ZÜRICH, Switzerland — Three years after launch, Vetements is leaving Paris for Zürich. Chief executive Guram Gvasalia told BoF that his brother Demna Gvasalia, creative director at Vetements and artistic director of Balenciaga, sees the city as a “clean slate.”
“Paris kills creativity. Its environment with the ‘bling bling’ is destructive. I’m done with the whole showing-off in fashion and the superficial glamour,” Guram Gvasalia explained in the Swiss newspaper Tages-Anzeiger (TA).
In February, TA reported that 40 of Vetements’ employees had already made the move from their former bases in Paris and Dusseldorf to Zurich’s Binz district; that the designer himself had found a new home on Lake Zürich in nearby Küsnacht; and that the rest of the team would follow by the end of the summer. The new Vetements headquarters are housed in a four-storey building, complete with atelier and archive.
Switzerland has long been a haven for multinational companies, including fashion businesses, because of its favourable tax regime where corporations with foreign operations get preferential treatment. In 2010, the Gucci Group (then owned by PPR, now Kering) transferred its headquarters from London to Cadempino, in the Italian-speaking section of Switzerland, and, today, senior Gucci executives have Swiss email addresses. Philipp Plein, Zegna, Hugo Boss and Guess have also established administrative and supply chain hubs in the southern Swiss canton of Ticino.
“In Switzerland, there is always the tax reason,” said Yannick Aellen, director of Mode Suisse. “In most countries you end up paying on income, but in Switzerland, some cantons get deals with foreign residents and they pay sometimes on [how much they spend per year],” explained Ronen Palan, professor of International Political Economy at the City University London. What’s more, while Switzerland’s federal taxes are more favourable than elsewhere in Europe, the country’s powerful cantons can often negotiate “tailor-made” tax agreements with individuals that are rarely publicised.
“Taxes are obviously another reason for the move,” Guram Gvasalia told TA. “But not the most important one — otherwise we would have moved to Zug.” Palan said Zürich has historically struggled to complete with Zug, a neighboring canton, for special tax agreements. “Zürich is not a cheap place,” he said. What’s more, the appreciation of the Swiss Franc relative to the Euro, which is declining in value due to Brexit and other factors, poses potential drawbacks. It is also said to be part of the reason why Armani relocated its offices from Ticino back to Milan in 2016.

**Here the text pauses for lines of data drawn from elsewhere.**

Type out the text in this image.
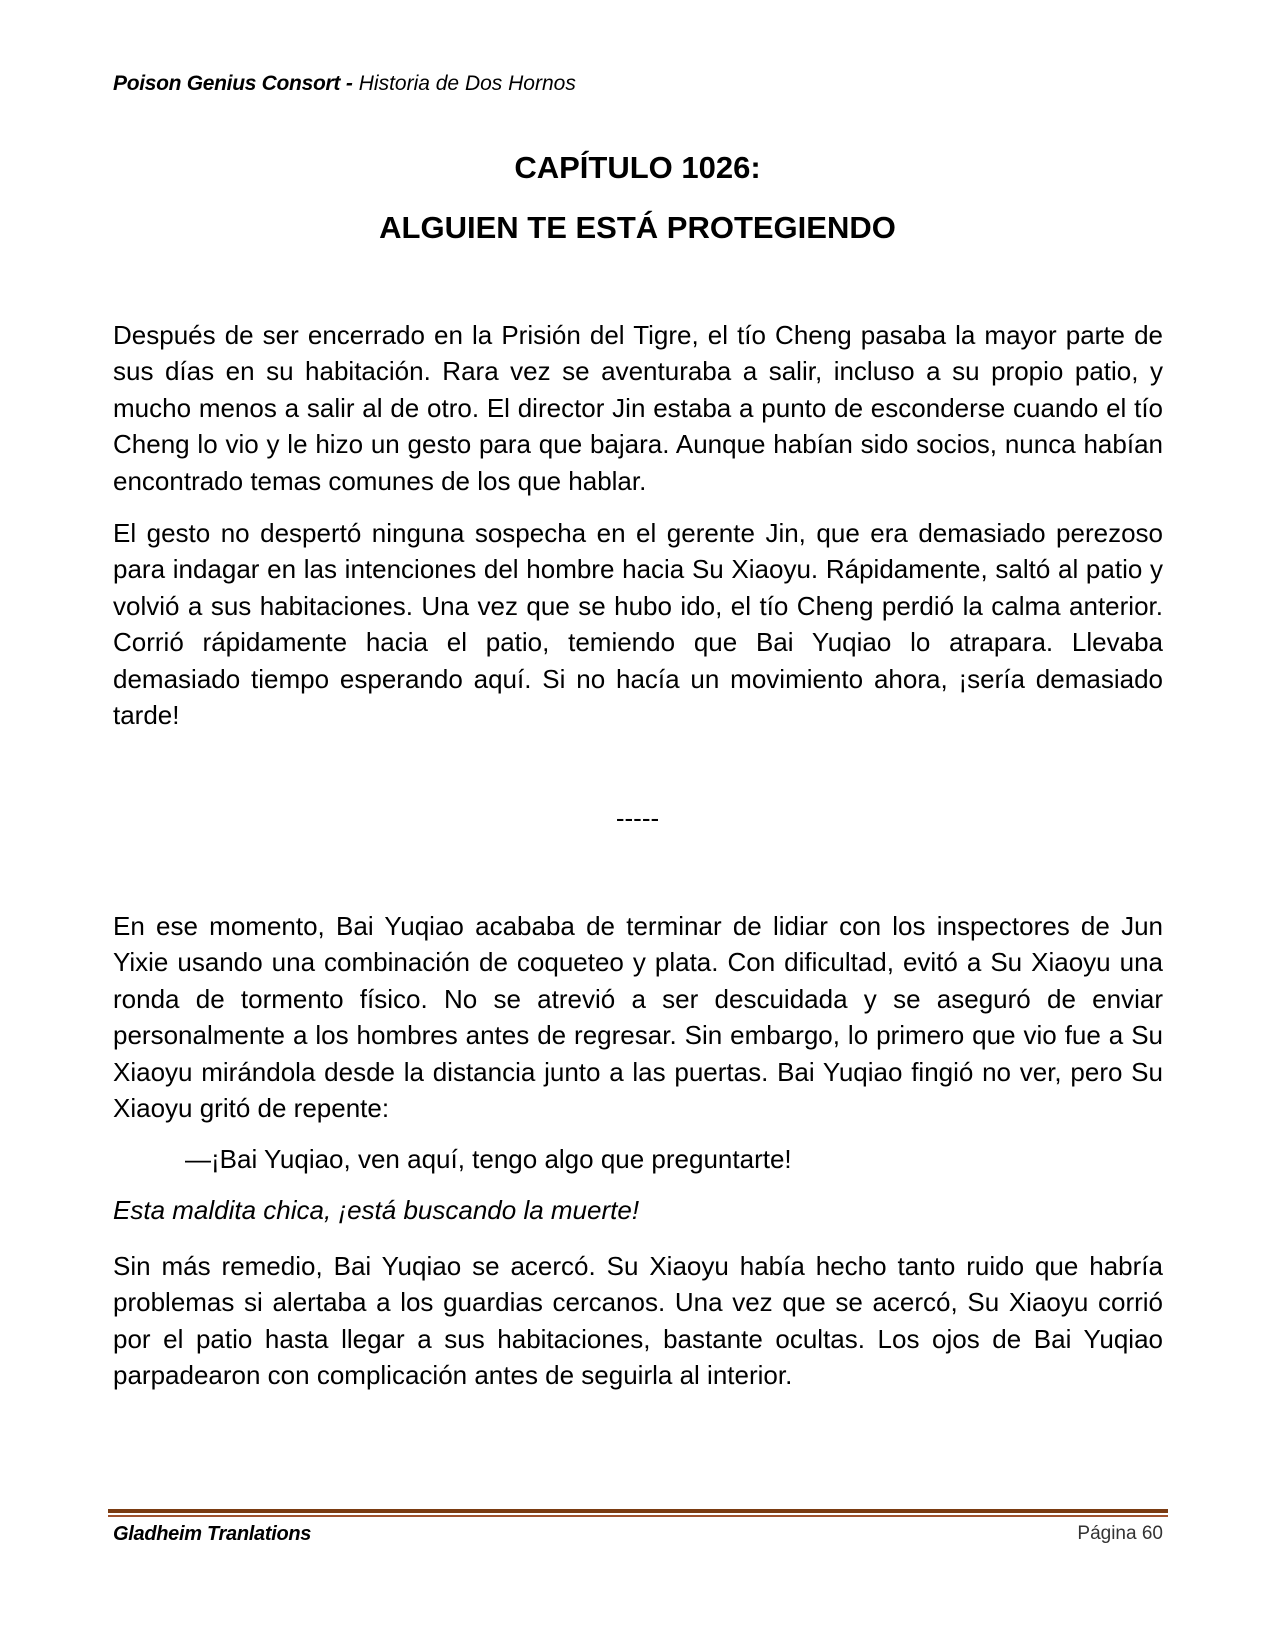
Poison Genius Consort - Historia de Dos Hornos
CAPÍTULO 1026:
ALGUIEN TE ESTÁ PROTEGIENDO

Después de ser encerrado en la Prisión del Tigre, el tío Cheng pasaba la mayor parte de sus días en su habitación. Rara vez se aventuraba a salir, incluso a su propio patio, y mucho menos a salir al de otro. El director Jin estaba a punto de esconderse cuando el tío Cheng lo vio y le hizo un gesto para que bajara. Aunque habían sido socios, nunca habían encontrado temas comunes de los que hablar.

El gesto no despertó ninguna sospecha en el gerente Jin, que era demasiado perezoso para indagar en las intenciones del hombre hacia Su Xiaoyu. Rápidamente, saltó al patio y volvió a sus habitaciones. Una vez que se hubo ido, el tío Cheng perdió la calma anterior. Corrió rápidamente hacia el patio, temiendo que Bai Yuqiao lo atrapara. Llevaba demasiado tiempo esperando aquí. Si no hacía un movimiento ahora, ¡sería demasiado tarde!

-----

En ese momento, Bai Yuqiao acababa de terminar de lidiar con los inspectores de Jun Yixie usando una combinación de coqueteo y plata. Con dificultad, evitó a Su Xiaoyu una ronda de tormento físico. No se atrevió a ser descuidada y se aseguró de enviar personalmente a los hombres antes de regresar. Sin embargo, lo primero que vio fue a Su Xiaoyu mirándola desde la distancia junto a las puertas. Bai Yuqiao fingió no ver, pero Su Xiaoyu gritó de repente:

—¡Bai Yuqiao, ven aquí, tengo algo que preguntarte!
Esta maldita chica, ¡está buscando la muerte!

Sin más remedio, Bai Yuqiao se acercó. Su Xiaoyu había hecho tanto ruido que habría problemas si alertaba a los guardias cercanos. Una vez que se acercó, Su Xiaoyu corrió por el patio hasta llegar a sus habitaciones, bastante ocultas. Los ojos de Bai Yuqiao parpadearon con complicación antes de seguirla al interior.

Gladheim Tranlations	Página 60
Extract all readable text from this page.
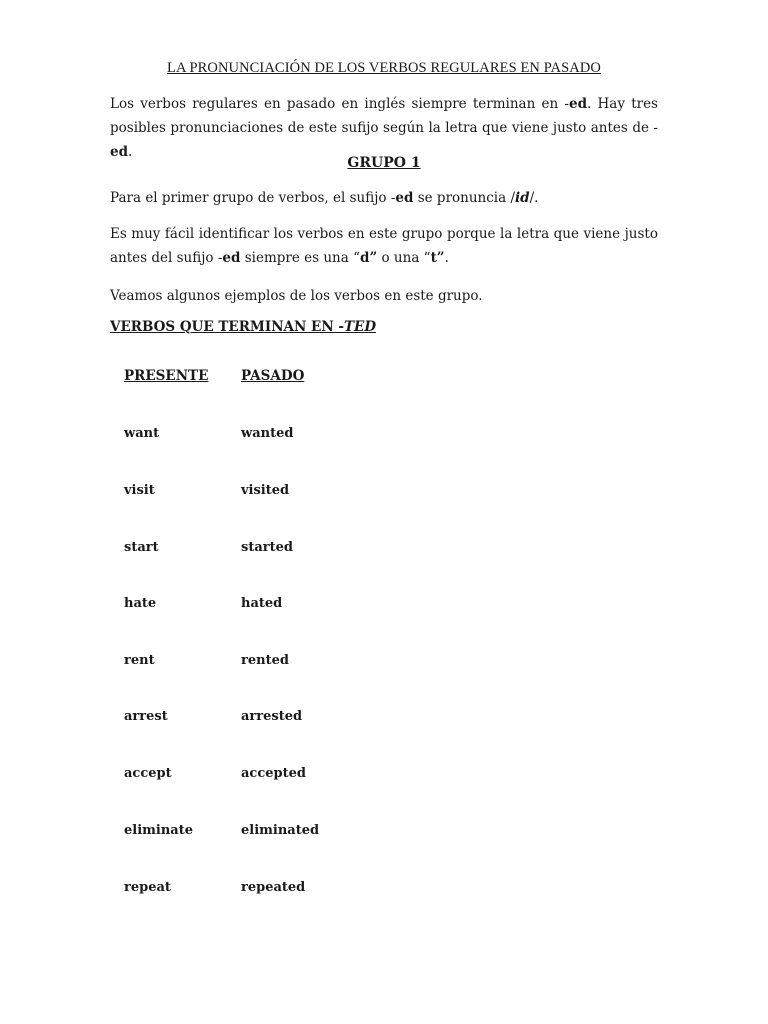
LA PRONUNCIACIÓN DE LOS VERBOS REGULARES EN PASADO
Los verbos regulares en pasado en inglés siempre terminan en -ed. Hay tres posibles pronunciaciones de este sufijo según la letra que viene justo antes de -ed.
GRUPO 1
Para el primer grupo de verbos, el sufijo -ed se pronuncia /id/.
Es muy fácil identificar los verbos en este grupo porque la letra que viene justo antes del sufijo -ed siempre es una “d” o una “t”.
Veamos algunos ejemplos de los verbos en este grupo.
VERBOS QUE TERMINAN EN -TED
PRESENTE PASADO
want	wanted
visit	visited
start	started
hate	hated
rent	rented
arrest	arrested
accept	accepted
eliminate	eliminated
repeat	repeated
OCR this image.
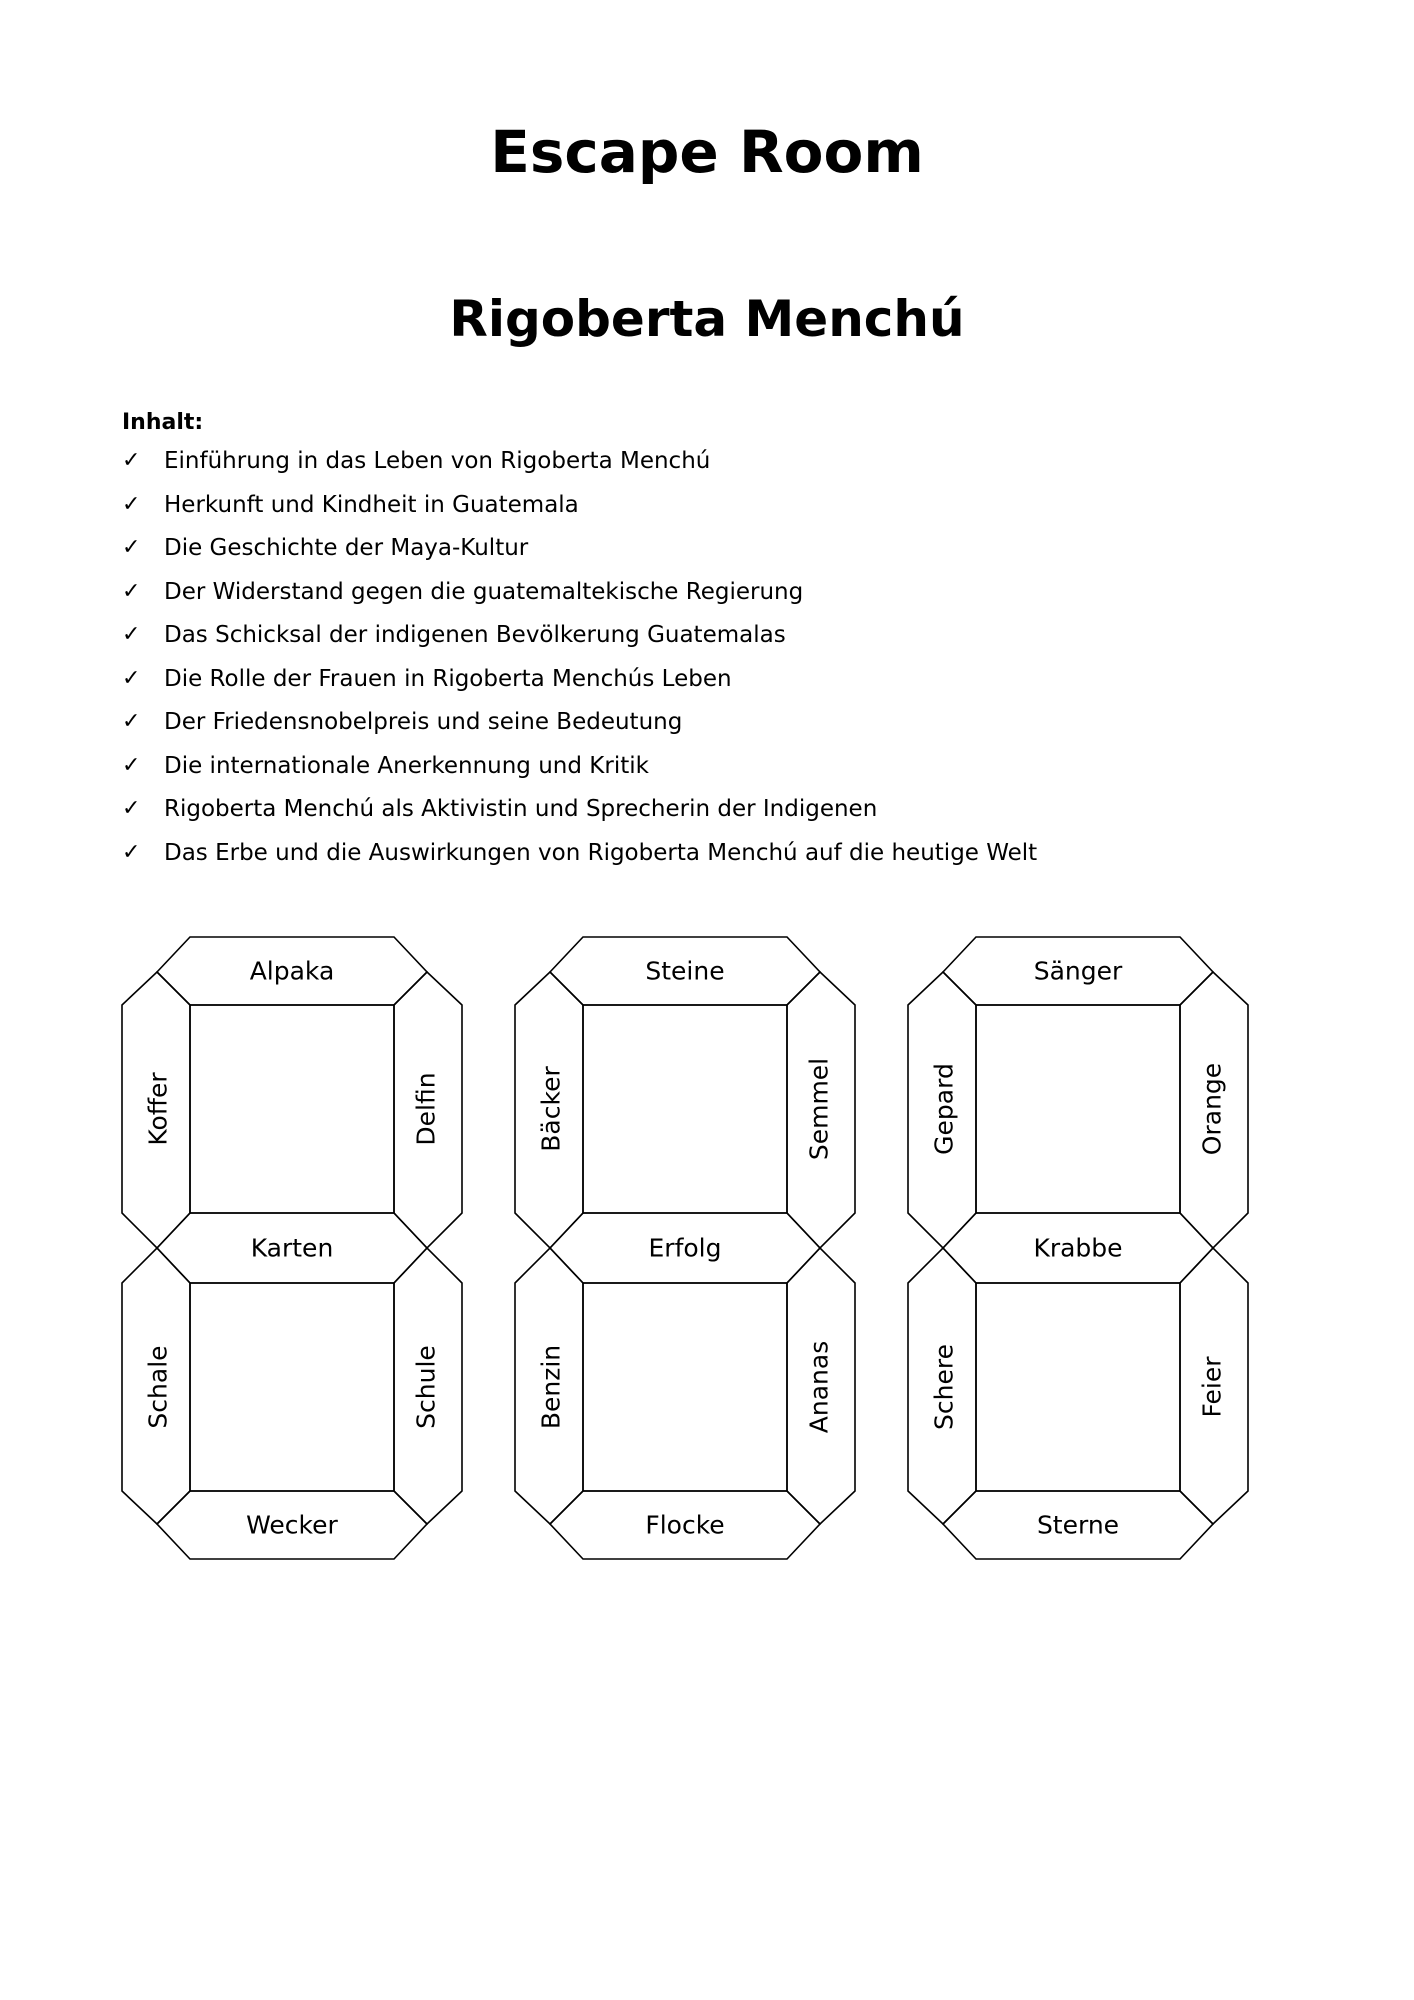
Escape Room
Rigoberta Menchú

Inhalt:

✓	Einführung in das Leben von Rigoberta Menchú
✓	Herkunft und Kindheit in Guatemala
✓	Die Geschichte der Maya-Kultur
✓	Der Widerstand gegen die guatemaltekische Regierung
✓	Das Schicksal der indigenen Bevölkerung Guatemalas
✓	Die Rolle der Frauen in Rigoberta Menchús Leben
✓	Der Friedensnobelpreis und seine Bedeutung
✓	Die internationale Anerkennung und Kritik
✓	Rigoberta Menchú als Aktivistin und Sprecherin der Indigenen
✓	Das Erbe und die Auswirkungen von Rigoberta Menchú auf die heutige Welt
Alpaka
Koffer	Delfin
Karten
Schale	Schule
Wecker
Steine
Bäcker	Semmel
Erfolg
Benzin	Ananas
Flocke
Sänger
Gepard	Orange
Krabbe
Schere	Feier
Sterne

Yet Gvasalia confirmed to TA that Vetements will pay fewer taxes in Zürich than in Paris, though there are additional reasons for the move. The city is also home to small but vibrant fashion, architectural and graphic design communities, but not far from Paris. “You’re kind of cut off from the regular expected fashion industry, but you can be there very, very quickly — it’s a four hour train ride or a very short flight,” said Aellen. “Switzerland is in a very comfortable position — it is wealthy, it’s kind of politically independent, so we are still doing quite well here.”
The country is also more open to immigrants than France. “It takes 9 months to transfer a new employee to France,” Guram Gvasalia told TA. Vetements, which started as an anonymous collective of designers and remains wholly owned by the two Gvasalia brothers, who are originally from the post-Soviet state of Georgia, employs staff from all around the world. “In Paris, we couldn’t grow any further.”
Editor's Note: This article was revised on 18th March 2017. An earlier version of this article misstated that Cadempino was located in the Italian-speaking section of Italy. This is incorrect. Cadempino is in Switzerland.